A week ago I went to a large chain bookstore (I will not advertise for them! I am still mad!) to get a new one. After looking through the three carousels of Moleskines that they had and not finding the one I wanted, I asked at the customer service desk when they would be getting more in. They didn't know and told me that their Stationary Specialist would come out to help me. After about a minute and a half, what appeared to be a twelve year-old girl wearing a Harry Potter t-shirt and a bow in her hair came walking toward me. Please, I begged my higher power, Please don't let this be the Stationary Specialist. I wanted someone older, I wanted someone with glasses and a pipe and ink stained fingers. At least someone who had grown breasts, but no, this little girl, this Hannah Montana was indeed the Stationary Specialist. She was so cute! She talked in all exclamations!
Hi! How can I help you!
Yes, I am looking for a lined Moleskine journal in classic black. Do you know when you'll be getting more in?
Did you look at all three carousels!
I did, and you have quite a selection, but I can't find the plain, hardback, lined ones.
I know! Those go fast!
I'm sure. So, does that mean that you'll get some more in soon?
Probably! Maybe in two weeks! They just send me a bunch and I put them out!
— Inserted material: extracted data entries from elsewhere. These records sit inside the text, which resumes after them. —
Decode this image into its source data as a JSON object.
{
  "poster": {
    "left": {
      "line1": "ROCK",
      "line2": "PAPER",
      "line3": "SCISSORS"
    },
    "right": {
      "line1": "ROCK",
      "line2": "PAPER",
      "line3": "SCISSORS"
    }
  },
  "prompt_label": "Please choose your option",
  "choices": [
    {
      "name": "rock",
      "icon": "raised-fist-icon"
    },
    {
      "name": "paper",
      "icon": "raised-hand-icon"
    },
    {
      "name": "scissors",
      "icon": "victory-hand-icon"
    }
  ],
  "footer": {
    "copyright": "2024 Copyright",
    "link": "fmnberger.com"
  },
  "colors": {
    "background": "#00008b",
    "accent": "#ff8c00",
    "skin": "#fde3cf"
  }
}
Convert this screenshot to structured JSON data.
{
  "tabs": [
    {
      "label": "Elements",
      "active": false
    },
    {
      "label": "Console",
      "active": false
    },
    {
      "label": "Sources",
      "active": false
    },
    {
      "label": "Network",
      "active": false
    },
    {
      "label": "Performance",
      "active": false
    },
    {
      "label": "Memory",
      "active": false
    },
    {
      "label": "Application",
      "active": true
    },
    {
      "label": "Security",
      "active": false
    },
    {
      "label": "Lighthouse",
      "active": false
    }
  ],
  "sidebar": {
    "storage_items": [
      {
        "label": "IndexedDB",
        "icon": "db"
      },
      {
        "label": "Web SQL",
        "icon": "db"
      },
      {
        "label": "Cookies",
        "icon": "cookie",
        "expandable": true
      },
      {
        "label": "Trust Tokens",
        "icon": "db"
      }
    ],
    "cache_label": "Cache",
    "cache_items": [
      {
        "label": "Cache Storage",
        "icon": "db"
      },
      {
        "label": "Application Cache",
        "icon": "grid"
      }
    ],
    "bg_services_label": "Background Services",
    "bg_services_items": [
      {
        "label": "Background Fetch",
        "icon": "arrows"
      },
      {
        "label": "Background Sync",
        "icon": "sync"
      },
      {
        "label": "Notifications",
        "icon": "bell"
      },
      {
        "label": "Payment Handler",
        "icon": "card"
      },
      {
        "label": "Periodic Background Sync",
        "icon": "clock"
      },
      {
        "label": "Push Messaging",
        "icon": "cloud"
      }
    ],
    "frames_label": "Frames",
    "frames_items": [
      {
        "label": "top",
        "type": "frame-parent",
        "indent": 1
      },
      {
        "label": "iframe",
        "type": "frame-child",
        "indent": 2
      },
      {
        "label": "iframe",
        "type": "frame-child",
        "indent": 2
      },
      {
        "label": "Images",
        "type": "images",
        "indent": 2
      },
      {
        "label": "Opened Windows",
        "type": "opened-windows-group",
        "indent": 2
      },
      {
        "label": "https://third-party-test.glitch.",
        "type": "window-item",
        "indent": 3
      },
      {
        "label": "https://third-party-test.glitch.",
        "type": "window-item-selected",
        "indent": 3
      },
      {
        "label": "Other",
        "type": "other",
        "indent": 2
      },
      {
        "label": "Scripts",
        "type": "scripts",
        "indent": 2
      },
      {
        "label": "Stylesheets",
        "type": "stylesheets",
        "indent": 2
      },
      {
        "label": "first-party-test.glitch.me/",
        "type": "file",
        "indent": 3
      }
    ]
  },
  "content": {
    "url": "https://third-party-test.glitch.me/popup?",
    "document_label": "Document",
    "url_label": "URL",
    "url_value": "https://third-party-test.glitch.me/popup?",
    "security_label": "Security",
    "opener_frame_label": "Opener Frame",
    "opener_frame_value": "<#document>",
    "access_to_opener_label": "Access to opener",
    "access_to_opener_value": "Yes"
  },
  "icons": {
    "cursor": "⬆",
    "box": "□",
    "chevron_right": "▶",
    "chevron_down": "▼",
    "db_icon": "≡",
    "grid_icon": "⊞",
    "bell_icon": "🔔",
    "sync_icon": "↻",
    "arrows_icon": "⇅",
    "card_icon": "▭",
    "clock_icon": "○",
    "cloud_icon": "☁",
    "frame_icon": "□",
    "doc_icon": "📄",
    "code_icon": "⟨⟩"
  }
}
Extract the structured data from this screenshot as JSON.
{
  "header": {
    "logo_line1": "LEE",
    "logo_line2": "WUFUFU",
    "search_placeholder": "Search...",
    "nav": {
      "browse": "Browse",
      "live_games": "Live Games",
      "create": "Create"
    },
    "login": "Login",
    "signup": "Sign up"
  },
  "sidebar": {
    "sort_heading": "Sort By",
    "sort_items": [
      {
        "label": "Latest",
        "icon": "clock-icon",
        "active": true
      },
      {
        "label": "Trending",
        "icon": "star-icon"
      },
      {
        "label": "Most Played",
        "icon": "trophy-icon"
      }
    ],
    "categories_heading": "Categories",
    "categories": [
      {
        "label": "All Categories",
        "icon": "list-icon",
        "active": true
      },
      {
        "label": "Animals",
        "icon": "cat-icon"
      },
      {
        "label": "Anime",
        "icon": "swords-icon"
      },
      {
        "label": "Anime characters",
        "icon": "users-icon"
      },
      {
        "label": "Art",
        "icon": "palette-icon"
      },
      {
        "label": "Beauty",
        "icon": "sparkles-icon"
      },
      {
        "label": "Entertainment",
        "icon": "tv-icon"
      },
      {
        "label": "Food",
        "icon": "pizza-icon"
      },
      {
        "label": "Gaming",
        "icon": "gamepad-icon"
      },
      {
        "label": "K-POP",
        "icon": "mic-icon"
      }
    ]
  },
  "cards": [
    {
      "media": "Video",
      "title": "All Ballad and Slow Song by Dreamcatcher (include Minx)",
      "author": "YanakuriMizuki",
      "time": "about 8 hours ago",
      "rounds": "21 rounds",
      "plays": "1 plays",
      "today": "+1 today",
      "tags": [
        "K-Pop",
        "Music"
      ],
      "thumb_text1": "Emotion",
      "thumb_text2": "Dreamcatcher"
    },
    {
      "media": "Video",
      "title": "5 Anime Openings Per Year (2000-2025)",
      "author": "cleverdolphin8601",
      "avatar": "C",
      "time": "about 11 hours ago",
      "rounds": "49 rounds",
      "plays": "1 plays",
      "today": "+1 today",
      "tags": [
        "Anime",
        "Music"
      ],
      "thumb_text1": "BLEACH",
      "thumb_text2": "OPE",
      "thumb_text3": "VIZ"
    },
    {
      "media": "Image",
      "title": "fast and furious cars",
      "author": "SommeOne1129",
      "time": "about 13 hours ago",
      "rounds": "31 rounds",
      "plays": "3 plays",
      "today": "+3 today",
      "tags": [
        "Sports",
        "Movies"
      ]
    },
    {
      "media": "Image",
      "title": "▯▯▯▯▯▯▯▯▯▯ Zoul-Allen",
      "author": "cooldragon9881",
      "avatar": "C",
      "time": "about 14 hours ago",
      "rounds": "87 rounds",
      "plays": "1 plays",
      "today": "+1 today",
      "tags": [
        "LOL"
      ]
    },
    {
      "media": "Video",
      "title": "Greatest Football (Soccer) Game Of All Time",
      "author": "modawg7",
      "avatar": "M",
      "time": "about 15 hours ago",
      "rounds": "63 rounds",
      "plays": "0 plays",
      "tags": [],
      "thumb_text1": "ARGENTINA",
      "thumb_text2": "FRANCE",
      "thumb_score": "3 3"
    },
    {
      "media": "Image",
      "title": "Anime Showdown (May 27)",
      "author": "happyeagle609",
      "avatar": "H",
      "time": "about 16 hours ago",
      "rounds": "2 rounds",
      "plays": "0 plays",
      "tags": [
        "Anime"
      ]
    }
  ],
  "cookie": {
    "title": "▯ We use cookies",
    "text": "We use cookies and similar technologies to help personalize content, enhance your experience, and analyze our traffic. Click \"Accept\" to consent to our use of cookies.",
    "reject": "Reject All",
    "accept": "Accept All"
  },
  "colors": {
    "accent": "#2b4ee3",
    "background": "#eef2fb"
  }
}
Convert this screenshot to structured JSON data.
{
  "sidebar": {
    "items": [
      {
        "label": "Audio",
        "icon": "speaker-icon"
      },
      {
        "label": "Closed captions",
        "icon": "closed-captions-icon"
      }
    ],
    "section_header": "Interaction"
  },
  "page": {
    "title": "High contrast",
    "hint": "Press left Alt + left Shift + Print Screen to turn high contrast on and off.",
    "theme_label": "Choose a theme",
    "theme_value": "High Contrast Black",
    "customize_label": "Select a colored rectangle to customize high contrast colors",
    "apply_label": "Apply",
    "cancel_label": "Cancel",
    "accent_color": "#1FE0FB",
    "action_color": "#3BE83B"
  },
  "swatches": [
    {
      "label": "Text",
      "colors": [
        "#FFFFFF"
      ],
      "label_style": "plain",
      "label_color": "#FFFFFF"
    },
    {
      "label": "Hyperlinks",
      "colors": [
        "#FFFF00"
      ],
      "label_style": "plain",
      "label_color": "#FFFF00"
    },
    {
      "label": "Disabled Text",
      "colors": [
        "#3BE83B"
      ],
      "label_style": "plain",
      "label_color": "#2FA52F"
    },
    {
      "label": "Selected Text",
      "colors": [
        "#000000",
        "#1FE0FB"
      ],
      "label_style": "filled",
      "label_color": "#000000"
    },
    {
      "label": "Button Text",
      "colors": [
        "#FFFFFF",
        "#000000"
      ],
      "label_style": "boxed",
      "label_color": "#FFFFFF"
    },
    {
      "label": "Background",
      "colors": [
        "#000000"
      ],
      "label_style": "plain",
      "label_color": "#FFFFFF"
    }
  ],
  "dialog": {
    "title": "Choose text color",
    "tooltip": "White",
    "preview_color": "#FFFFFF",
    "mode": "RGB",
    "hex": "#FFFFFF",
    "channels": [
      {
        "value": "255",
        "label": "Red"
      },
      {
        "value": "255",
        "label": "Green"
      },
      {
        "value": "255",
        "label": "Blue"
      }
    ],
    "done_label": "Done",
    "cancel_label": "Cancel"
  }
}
So you don't actually order them?
Nope! They just send me a bunch and I put them out!
Okaaaaay.... Well, thanks.
I wonder how much a Stationary Specialist at a large chain bookstore makes. I'm thinking not much.
So that is how I ended up walking out with one of the large ones instead of the medium sized. An art teacher told me once that when you paint small you actually use the mathematical side of your brain and when you paint large you use the creative, and so I thought that maybe I should try the larger size, that it might open up a different part of my brain for writing. I don't think it does, my handwriting is still tiny and the larger size just makes me uncomfortable and angry. Which makes me not want to write. Which makes me crazier than I already am. Writing in my journal everyday is my therapy. I prefer vellum to Valium. I'll just have to visit other stores, manhandle other journals, maybe even find a new pen. There are areas in our lives where change is good and compromise acceptable, one's personal diary is not such a place.
Which reminds me- dish soap IS such a place. I got some lime scented dish soap recently and it's great. I feel like I'm washing my dishes with margaritas. It turns dish washing into a fiesta! Maybe I will name my new journal Margarita. Maybe I will write in lime colored ink. Maybe I will become fun and spontaneous! But only secretly, and for an hour after I wake up and before I go to work. Baby steps. One doesn't want to change everything at once.